Zaten yapma ehliyetleri de yoktur. Bunların babaları, hatta dedeleri de
böyleydi. Yapacak başka işleri de yoktur. Çoğu, vicdanlardaki, doğadaki,
çevredeki, toplumsal dokudaki, komşularımızdaki tahribatı bile görmekten
acizdir.”
Ne acı değil mi? Ben
bu insanların çoğunu tanıyorum. Tanıdıklarımın çoğunun da ahlâki düzeylerine
bir zamanlar kefil olabilirdim. Oysa şimdiki durumlarına bakın. Üzücü.
Adama sormazlar mı, be
kardeşim, elinde kaç tane somut örnek var ki, böyle bir genellemeye
gidebiliyorsun? Mesela ortak tanıdığımız hangi YAE karşıtı için, yukarıdaki
suçlamalardan en az birini ileri sürebilirsin?
Diyelim ki, uğraştın, didindin,
böyle bir isim bulamadın. Ki, bulamayacağını da sana garanti ederim. Neden mi?

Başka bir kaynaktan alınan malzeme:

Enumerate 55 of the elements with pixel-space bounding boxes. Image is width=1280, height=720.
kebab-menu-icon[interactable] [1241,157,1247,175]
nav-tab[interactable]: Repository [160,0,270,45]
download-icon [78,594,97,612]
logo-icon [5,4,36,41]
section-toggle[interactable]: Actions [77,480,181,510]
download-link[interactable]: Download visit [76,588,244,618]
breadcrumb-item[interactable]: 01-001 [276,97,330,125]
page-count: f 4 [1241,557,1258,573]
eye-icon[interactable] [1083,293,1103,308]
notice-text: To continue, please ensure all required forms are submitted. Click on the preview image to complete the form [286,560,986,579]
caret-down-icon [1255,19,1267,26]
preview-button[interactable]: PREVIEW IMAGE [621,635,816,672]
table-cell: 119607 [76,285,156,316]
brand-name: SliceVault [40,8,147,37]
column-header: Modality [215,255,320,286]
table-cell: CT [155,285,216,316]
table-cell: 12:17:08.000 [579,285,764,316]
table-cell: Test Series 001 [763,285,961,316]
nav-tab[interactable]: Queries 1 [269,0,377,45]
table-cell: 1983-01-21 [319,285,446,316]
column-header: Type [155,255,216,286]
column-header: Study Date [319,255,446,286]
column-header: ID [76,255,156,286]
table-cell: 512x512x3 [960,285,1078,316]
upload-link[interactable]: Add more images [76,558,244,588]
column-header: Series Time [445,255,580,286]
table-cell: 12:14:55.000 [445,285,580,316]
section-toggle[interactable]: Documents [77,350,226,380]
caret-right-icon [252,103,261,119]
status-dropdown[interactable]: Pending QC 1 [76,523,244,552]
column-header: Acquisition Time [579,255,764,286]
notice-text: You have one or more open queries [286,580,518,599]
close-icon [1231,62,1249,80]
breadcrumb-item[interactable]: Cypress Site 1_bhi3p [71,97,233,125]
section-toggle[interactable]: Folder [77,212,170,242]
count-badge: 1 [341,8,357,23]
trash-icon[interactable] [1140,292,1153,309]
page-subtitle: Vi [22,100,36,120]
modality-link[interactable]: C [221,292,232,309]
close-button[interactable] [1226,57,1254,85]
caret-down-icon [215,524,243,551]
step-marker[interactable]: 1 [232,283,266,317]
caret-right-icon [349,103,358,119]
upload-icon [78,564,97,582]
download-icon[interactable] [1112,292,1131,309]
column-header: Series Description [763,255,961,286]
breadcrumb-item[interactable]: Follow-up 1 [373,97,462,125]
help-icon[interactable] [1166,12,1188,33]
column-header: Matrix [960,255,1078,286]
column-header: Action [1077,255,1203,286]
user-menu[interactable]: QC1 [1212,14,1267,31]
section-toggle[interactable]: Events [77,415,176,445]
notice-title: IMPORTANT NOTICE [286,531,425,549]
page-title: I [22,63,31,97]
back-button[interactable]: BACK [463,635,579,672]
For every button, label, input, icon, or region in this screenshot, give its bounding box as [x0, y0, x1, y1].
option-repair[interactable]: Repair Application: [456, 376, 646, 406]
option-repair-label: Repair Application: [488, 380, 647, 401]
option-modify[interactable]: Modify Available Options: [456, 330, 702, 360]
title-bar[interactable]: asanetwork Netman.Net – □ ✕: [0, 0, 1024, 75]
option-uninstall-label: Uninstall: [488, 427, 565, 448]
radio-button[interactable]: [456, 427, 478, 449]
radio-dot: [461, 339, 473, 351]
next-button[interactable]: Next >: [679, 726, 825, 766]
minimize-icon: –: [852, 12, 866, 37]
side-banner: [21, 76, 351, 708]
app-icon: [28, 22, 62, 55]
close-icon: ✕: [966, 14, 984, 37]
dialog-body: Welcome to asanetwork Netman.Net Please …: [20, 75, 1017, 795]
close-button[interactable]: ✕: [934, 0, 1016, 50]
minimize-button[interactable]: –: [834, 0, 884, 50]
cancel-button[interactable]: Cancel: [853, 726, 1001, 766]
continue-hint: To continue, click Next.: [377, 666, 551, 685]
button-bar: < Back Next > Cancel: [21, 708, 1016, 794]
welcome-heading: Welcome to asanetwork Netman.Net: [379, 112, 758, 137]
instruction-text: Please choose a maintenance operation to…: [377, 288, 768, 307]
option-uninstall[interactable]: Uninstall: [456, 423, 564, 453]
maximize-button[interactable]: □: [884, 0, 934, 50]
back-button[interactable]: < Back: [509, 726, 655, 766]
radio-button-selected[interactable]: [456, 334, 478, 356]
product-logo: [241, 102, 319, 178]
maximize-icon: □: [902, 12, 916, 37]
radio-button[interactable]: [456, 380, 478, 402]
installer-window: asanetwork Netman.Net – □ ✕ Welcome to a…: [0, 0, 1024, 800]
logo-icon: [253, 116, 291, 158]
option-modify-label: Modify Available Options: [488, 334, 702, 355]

Tarihte silinemeyecek puntolarla yerini şimdiden almış olmana rağmen, bu
insanlar seni de yeniden kazanmaya uğraşıyorlar. Tek başına bu bile önemli bir çaba
sayılır. Zamanında seni uyandıramamış, yanına çekememiş ya da engelleyememiş
olmasının bedelini bugün ülke olarak ödemekte olduğumuz ortada.
Ayrıca acaba sen, bu insanların,
ülkenin gelmiş olduğu bu durumda daha önemli bir şeye emek harcamadan, sadece
seninle uğraşıyor olduklarını mı sanıyorsun?